Fluid Antenna-Assisted MU-MIMO Systems with Decentralized Baseband Processing

TL;DR

This paper introduces a decentralized processing architecture for fluid antenna-assisted MU-MIMO systems, significantly reducing computational costs while maintaining high performance through a novel algorithm.

Contribution

It proposes a decentralized baseband processing architecture and a BCA-based algorithm for joint beamforming and FA positioning in fluid antenna MU-MIMO systems, improving efficiency.

Findings

Reduces computational time by over 70% compared to centralized systems.

Achieves low communication and storage costs.

Maintains negligible performance loss in weighted sum rate.

Abstract

The fluid antenna system (FAS) has emerged as a disruptive technology, offering unprecedented degrees of freedom (DoF) for wireless communication systems.
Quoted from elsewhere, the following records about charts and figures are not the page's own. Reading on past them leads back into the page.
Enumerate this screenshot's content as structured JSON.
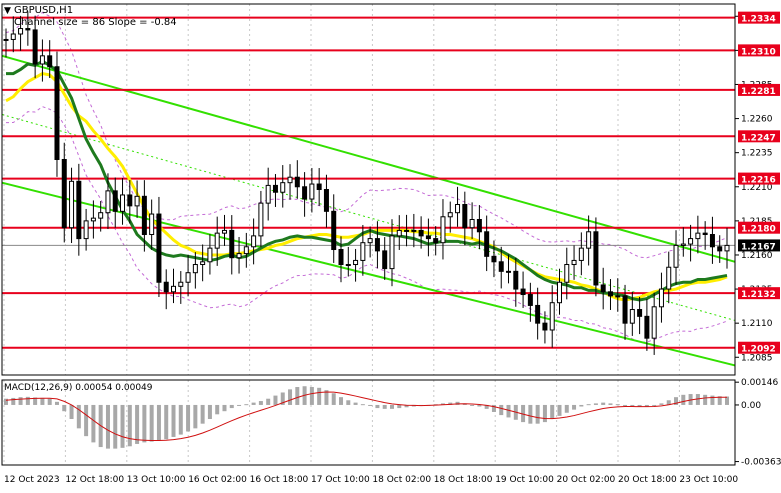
{
  "header": {
    "symbol_label": "GBPUSD,H1",
    "indicator_label": "Channel size = 86 Slope = -0.84",
    "toggle_glyph": "▼"
  },
  "colors": {
    "level_line": "#e8001c",
    "level_label_bg": "#e8001c",
    "level_label_text": "#ffffff",
    "channel": "#33e000",
    "ma_slow": "#1e7a1e",
    "ma_fast": "#ffee00",
    "bollinger": "#c46bd6",
    "candle": "#000000",
    "macd_hist": "#a8a8a8",
    "macd_signal": "#d01010",
    "current_price_bg": "#000000",
    "grid": "#c8c8c8"
  },
  "chart_data": [
    {
      "type": "candlestick",
      "title": "GBPUSD,H1",
      "subtitle": "Channel size = 86 Slope = -0.84",
      "ylim": [
        1.2072,
        1.2344
      ],
      "y_ticks": [
        1.2085,
        1.211,
        1.2135,
        1.216,
        1.2185,
        1.221,
        1.2235,
        1.226,
        1.2285,
        1.231,
        1.2335
      ],
      "y_tick_labels": [
        "1.2085",
        "1.2110",
        "1.2135",
        "1.2160",
        "1.2185",
        "1.2210",
        "1.2235",
        "1.2260",
        "1.2285",
        "1.2310",
        "1.2335"
      ],
      "x_labels": [
        "12 Oct 2023",
        "12 Oct 18:00",
        "13 Oct 10:00",
        "16 Oct 02:00",
        "16 Oct 18:00",
        "17 Oct 10:00",
        "18 Oct 02:00",
        "18 Oct 18:00",
        "19 Oct 10:00",
        "20 Oct 02:00",
        "20 Oct 18:00",
        "23 Oct 10:00"
      ],
      "current_price": 1.2167,
      "current_price_label": "1.2167",
      "horizontal_levels": [
        {
          "value": 1.2334,
          "label": "1.2334"
        },
        {
          "value": 1.231,
          "label": "1.2310"
        },
        {
          "value": 1.2281,
          "label": "1.2281"
        },
        {
          "value": 1.2247,
          "label": "1.2247"
        },
        {
          "value": 1.2216,
          "label": "1.2216"
        },
        {
          "value": 1.218,
          "label": "1.2180"
        },
        {
          "value": 1.2132,
          "label": "1.2132"
        },
        {
          "value": 1.2092,
          "label": "1.2092"
        }
      ],
      "channel_upper": [
        [
          0,
          1.2306
        ],
        [
          100,
          1.2155
        ]
      ],
      "channel_lower": [
        [
          0,
          1.2213
        ],
        [
          100,
          1.2079
        ]
      ],
      "channel_mid": [
        [
          0,
          1.2263
        ],
        [
          100,
          1.2112
        ]
      ],
      "series": [
        {
          "name": "Close",
          "values": [
            1.2318,
            1.2322,
            1.2326,
            1.2325,
            1.23,
            1.2306,
            1.2298,
            1.223,
            1.218,
            1.2214,
            1.2172,
            1.2185,
            1.2187,
            1.2191,
            1.2207,
            1.2192,
            1.2204,
            1.2196,
            1.2203,
            1.2175,
            1.219,
            1.214,
            1.2133,
            1.2137,
            1.214,
            1.2147,
            1.2153,
            1.2155,
            1.2165,
            1.2176,
            1.2178,
            1.2158,
            1.2161,
            1.2166,
            1.2174,
            1.2198,
            1.2211,
            1.2206,
            1.2213,
            1.2217,
            1.221,
            1.2201,
            1.2212,
            1.2208,
            1.2192,
            1.2164,
            1.2153,
            1.2153,
            1.2156,
            1.2169,
            1.2172,
            1.2163,
            1.215,
            1.2174,
            1.2178,
            1.2178,
            1.2178,
            1.2174,
            1.2172,
            1.2169,
            1.2188,
            1.2191,
            1.2197,
            1.218,
            1.2186,
            1.2177,
            1.2159,
            1.2155,
            1.2148,
            1.2148,
            1.2135,
            1.2131,
            1.2123,
            1.211,
            1.2105,
            1.2125,
            1.214,
            1.2153,
            1.2156,
            1.2165,
            1.2177,
            1.2138,
            1.2133,
            1.213,
            1.213,
            1.211,
            1.212,
            1.2115,
            1.2099,
            1.2122,
            1.2135,
            1.2151,
            1.2167,
            1.2168,
            1.2172,
            1.2176,
            1.2175,
            1.2166,
            1.2163,
            1.2167
          ]
        },
        {
          "name": "MA slow",
          "values": [
            1.2293,
            1.2293,
            1.2296,
            1.23,
            1.2299,
            1.2302,
            1.2299,
            1.2295,
            1.2285,
            1.2275,
            1.226,
            1.2245,
            1.2235,
            1.2226,
            1.2213,
            1.2203,
            1.2193,
            1.2185,
            1.2175,
            1.217,
            1.2165,
            1.2162,
            1.216,
            1.2159,
            1.216,
            1.2159,
            1.2158,
            1.2157,
            1.2156,
            1.2157,
            1.2159,
            1.216,
            1.2158,
            1.2159,
            1.2162,
            1.2165,
            1.2168,
            1.217,
            1.2171,
            1.2173,
            1.2174,
            1.2173,
            1.2173,
            1.2172,
            1.2171,
            1.217,
            1.2167,
            1.2168,
            1.2172,
            1.2176,
            1.2178,
            1.2176,
            1.2175,
            1.2174,
            1.2174,
            1.2173,
            1.2172,
            1.217,
            1.2168,
            1.2169,
            1.217,
            1.217,
            1.217,
            1.2169,
            1.2168,
            1.2169,
            1.2167,
            1.2165,
            1.2163,
            1.216,
            1.2157,
            1.2153,
            1.2149,
            1.2145,
            1.2142,
            1.214,
            1.2139,
            1.2138,
            1.2136,
            1.2136,
            1.2134,
            1.2134,
            1.2132,
            1.2132,
            1.2131,
            1.213,
            1.2128,
            1.2127,
            1.2128,
            1.2131,
            1.2134,
            1.2137,
            1.2139,
            1.214,
            1.214,
            1.2142,
            1.2142,
            1.2143,
            1.2144,
            1.2145
          ]
        },
        {
          "name": "MA fast",
          "values": [
            1.2273,
            1.2276,
            1.2282,
            1.2287,
            1.229,
            1.2293,
            1.2292,
            1.2287,
            1.2278,
            1.2269,
            1.2262,
            1.2258,
            1.2251,
            1.2245,
            1.2238,
            1.2232,
            1.2225,
            1.2215,
            1.2205,
            1.2195,
            1.2186,
            1.2181,
            1.2176,
            1.2171,
            1.2167,
            1.2165,
            1.2162,
            1.2161,
            1.216,
            1.216,
            1.216,
            1.2161,
            1.2161,
            1.2162,
            1.2163,
            1.2164,
            1.2165,
            1.2167,
            1.2168,
            1.217,
            1.2172,
            1.2173,
            1.2174,
            1.2175,
            1.2175,
            1.2174,
            1.2173,
            1.2173,
            1.2174,
            1.2175,
            1.2177,
            1.2178,
            1.2178,
            1.2178,
            1.2178,
            1.2178,
            1.2177,
            1.2177,
            1.2176,
            1.2176,
            1.2175,
            1.2175,
            1.2174,
            1.2173,
            1.2172,
            1.217,
            1.2168,
            1.2166,
            1.2162,
            1.2158,
            1.2155,
            1.2152,
            1.2149,
            1.2146,
            1.2144,
            1.2143,
            1.2142,
            1.2141,
            1.214,
            1.2138,
            1.2137,
            1.2135,
            1.2133,
            1.213,
            1.2128,
            1.2127,
            1.2128,
            1.2129,
            1.2131,
            1.2133,
            1.2134,
            1.2134,
            1.2135,
            1.2137,
            1.2139,
            1.214,
            1.214,
            1.2141,
            1.2142,
            1.2144
          ]
        }
      ]
    },
    {
      "type": "bar",
      "title": "MACD(12,26,9) 0.00054 0.00049",
      "ylim": [
        -0.00385,
        0.0016
      ],
      "y_ticks": [
        0.00146,
        0.0,
        -0.00363
      ],
      "y_tick_labels": [
        "0.00146",
        "0.00",
        "-0.00363"
      ],
      "series": [
        {
          "name": "MACD",
          "values": [
            0.0004,
            0.00045,
            0.0005,
            0.00052,
            0.00048,
            0.00045,
            0.0004,
            0.0002,
            -0.0004,
            -0.0009,
            -0.0015,
            -0.002,
            -0.0024,
            -0.0027,
            -0.0028,
            -0.0028,
            -0.00275,
            -0.00265,
            -0.0025,
            -0.0024,
            -0.00235,
            -0.0023,
            -0.0022,
            -0.00205,
            -0.0019,
            -0.0017,
            -0.0015,
            -0.0012,
            -0.0009,
            -0.0006,
            -0.0004,
            -0.0002,
            -5e-05,
            5e-05,
            0.00015,
            0.00025,
            0.0004,
            0.0006,
            0.0008,
            0.001,
            0.00115,
            0.0012,
            0.00115,
            0.0011,
            0.00095,
            0.00075,
            0.0005,
            0.0003,
            0.00015,
            5e-05,
            -5e-05,
            -0.0002,
            -0.00025,
            -0.00025,
            -0.0002,
            -0.00015,
            -0.0001,
            -5e-05,
            0.0,
            5e-05,
            0.0001,
            0.00015,
            0.0002,
            0.0001,
            0.0,
            -0.0001,
            -0.00025,
            -0.00045,
            -0.00065,
            -0.0008,
            -0.00095,
            -0.0011,
            -0.0012,
            -0.0012,
            -0.0011,
            -0.0009,
            -0.0007,
            -0.0005,
            -0.0003,
            -0.0001,
            5e-05,
            0.0001,
            0.00015,
            0.0001,
            5e-05,
            -5e-05,
            -0.0001,
            -0.00012,
            -0.0001,
            -5e-05,
            0.0001,
            0.0003,
            0.0005,
            0.00065,
            0.0007,
            0.0007,
            0.00065,
            0.0006,
            0.00056,
            0.00054
          ]
        },
        {
          "name": "Signal",
          "values": [
            0.0003,
            0.00034,
            0.00037,
            0.0004,
            0.00042,
            0.00043,
            0.00043,
            0.00039,
            0.00023,
            0.0,
            -0.0003,
            -0.00064,
            -0.00099,
            -0.00133,
            -0.00162,
            -0.00186,
            -0.00204,
            -0.00216,
            -0.00223,
            -0.00226,
            -0.00228,
            -0.00228,
            -0.00226,
            -0.00222,
            -0.00216,
            -0.00207,
            -0.00195,
            -0.0018,
            -0.00162,
            -0.00142,
            -0.00121,
            -0.00101,
            -0.00082,
            -0.00065,
            -0.00049,
            -0.00034,
            -0.00019,
            -3e-05,
            0.00014,
            0.00031,
            0.00048,
            0.00062,
            0.00073,
            0.0008,
            0.00083,
            0.00082,
            0.00076,
            0.00067,
            0.00057,
            0.00046,
            0.00036,
            0.00025,
            0.00015,
            7e-05,
            2e-05,
            -2e-05,
            -3e-05,
            -4e-05,
            -3e-05,
            -1e-05,
            1e-05,
            4e-05,
            7e-05,
            8e-05,
            6e-05,
            3e-05,
            -3e-05,
            -0.00011,
            -0.00022,
            -0.00034,
            -0.00046,
            -0.00059,
            -0.00071,
            -0.00081,
            -0.00087,
            -0.00088,
            -0.00084,
            -0.00077,
            -0.00068,
            -0.00056,
            -0.00044,
            -0.00033,
            -0.00023,
            -0.00016,
            -0.00012,
            -0.0001,
            -0.0001,
            -0.00011,
            -0.00011,
            -0.0001,
            -6e-05,
            1e-05,
            0.00011,
            0.00022,
            0.00032,
            0.00039,
            0.00045,
            0.00048,
            0.00049,
            0.00049
          ]
        }
      ]
    }
  ]
}
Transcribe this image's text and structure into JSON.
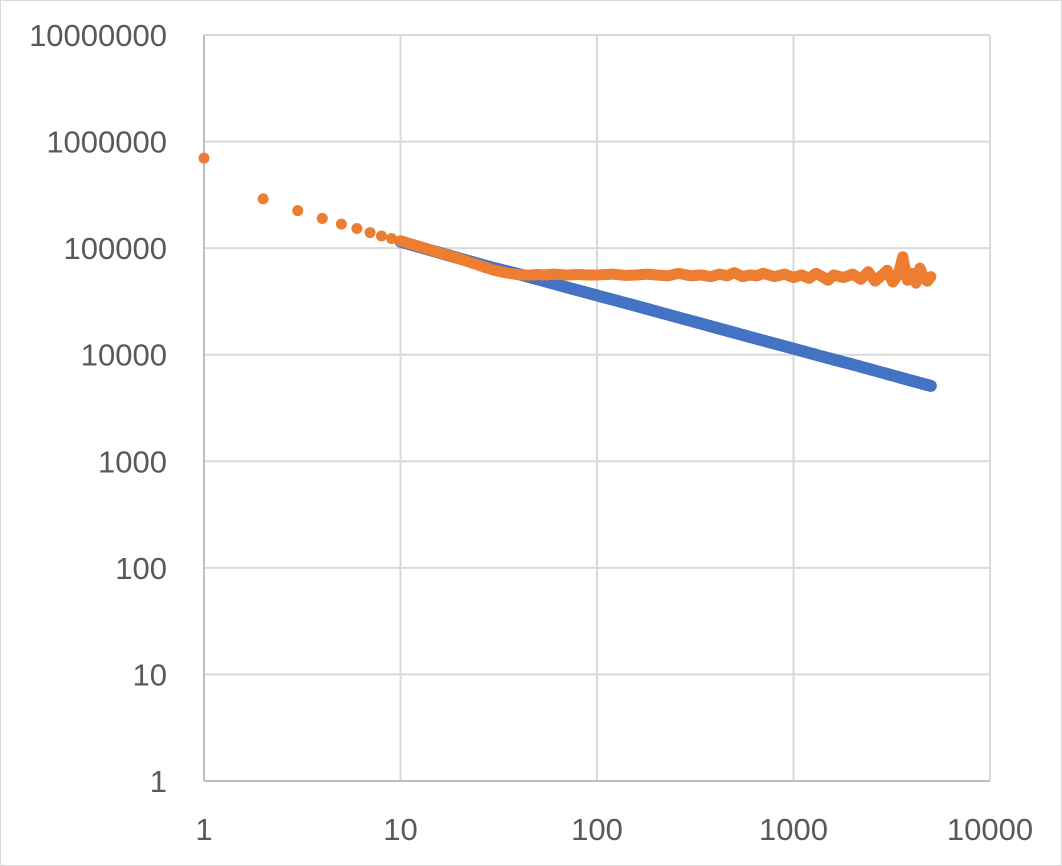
{
  "chart_data": {
    "type": "scatter",
    "title": "",
    "xlabel": "",
    "ylabel": "",
    "x_scale": "log",
    "y_scale": "log",
    "xlim": [
      1,
      10000
    ],
    "ylim": [
      1,
      10000000
    ],
    "x_ticks": [
      "1",
      "10",
      "100",
      "1000",
      "10000"
    ],
    "y_ticks": [
      "1",
      "10",
      "100",
      "1000",
      "10000",
      "100000",
      "1000000",
      "10000000"
    ],
    "grid": true,
    "legend": "none",
    "series": [
      {
        "color": "#4472c4",
        "shape": "circle",
        "x_range": [
          10,
          5000
        ],
        "x": [
          10,
          15,
          20,
          30,
          40,
          50,
          70,
          100,
          150,
          200,
          300,
          400,
          500,
          700,
          1000,
          1500,
          2000,
          3000,
          4000,
          5000
        ],
        "y": [
          115000,
          93000,
          80000,
          65000,
          57000,
          51000,
          43000,
          36000,
          29500,
          25500,
          20800,
          18000,
          16100,
          13600,
          11400,
          9300,
          8100,
          6600,
          5700,
          5100
        ]
      },
      {
        "color": "#ed7d31",
        "shape": "circle",
        "x": [
          1,
          2,
          3,
          4,
          5,
          6,
          7,
          8,
          9,
          10,
          11,
          12,
          13,
          14,
          15,
          17,
          19,
          21,
          24,
          27,
          30,
          34,
          38,
          42,
          46,
          50,
          55,
          60,
          70,
          80,
          90,
          100,
          120,
          140,
          160,
          180,
          200,
          230,
          260,
          300,
          340,
          380,
          420,
          460,
          500,
          550,
          600,
          650,
          700,
          800,
          900,
          1000,
          1100,
          1200,
          1300,
          1400,
          1500,
          1600,
          1800,
          2000,
          2200,
          2400,
          2600,
          2800,
          3000,
          3200,
          3400,
          3600,
          3800,
          4000,
          4200,
          4400,
          4600,
          4800,
          5000
        ],
        "y": [
          700000,
          290000,
          225000,
          190000,
          168000,
          153000,
          140000,
          130000,
          123000,
          117000,
          111000,
          106000,
          101000,
          97000,
          93000,
          87000,
          82000,
          77000,
          71000,
          66000,
          62000,
          59000,
          57000,
          56000,
          56000,
          56500,
          56000,
          57000,
          56000,
          56500,
          56000,
          56000,
          57000,
          55500,
          56000,
          57000,
          56000,
          55000,
          58000,
          55000,
          56000,
          54000,
          57000,
          55000,
          59000,
          54000,
          56000,
          55000,
          58000,
          54000,
          57000,
          53000,
          56000,
          52000,
          58000,
          54000,
          50000,
          56000,
          53000,
          57000,
          51000,
          60000,
          49000,
          55000,
          62000,
          48000,
          56000,
          83000,
          50000,
          58000,
          47000,
          65000,
          52000,
          49000,
          54000
        ]
      }
    ]
  }
}
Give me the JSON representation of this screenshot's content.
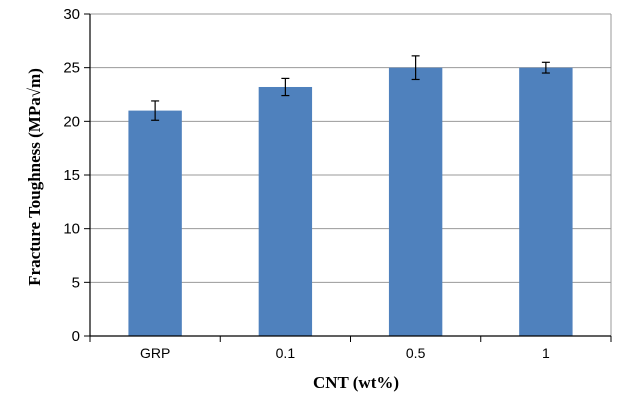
{
  "chart_data": {
    "type": "bar",
    "categories": [
      "GRP",
      "0.1",
      "0.5",
      "1"
    ],
    "series": [
      {
        "values": [
          21.0,
          23.2,
          25.0,
          25.0
        ],
        "errors": [
          0.9,
          0.8,
          1.1,
          0.5
        ],
        "color": "#4f81bd"
      }
    ],
    "xlabel": "CNT (wt%)",
    "ylabel": "Fracture Toughness (MPa√m)",
    "ylim": [
      0,
      30
    ],
    "yticks": [
      0,
      5,
      10,
      15,
      20,
      25,
      30
    ],
    "grid": true,
    "legend": "none"
  }
}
However, optimizing fluid antenna (FA) positions entails significant computational costs, especially when the number of FAs is large. To address this challenge, we introduce a decentralized baseband processing (DBP) architecture to FAS, which partitions the FA array into clusters and enables parallel processing. Based on the DBP architecture, we formulate a weighted sum rate (WSR) maximization problem through joint beamforming and FA position design for FA-assisted multiuser multiple-input multiple-output (MU-MIMO) systems. To solve the WSR maximization problem, we propose a novel decentralized block coordinate ascent (BCA)-based algorithm that leverages matrix fractional programming (FP) and majorization-minimization (MM) methods. The proposed decentralized algorithm achieves low computational, communication, and storage costs, thus unleashing the potential of the DBP architecture. Simulation results show that our proposed algorithm under the DBP architecture reduces computational time by over 70% compared to centralized architectures with negligible WSR performance loss.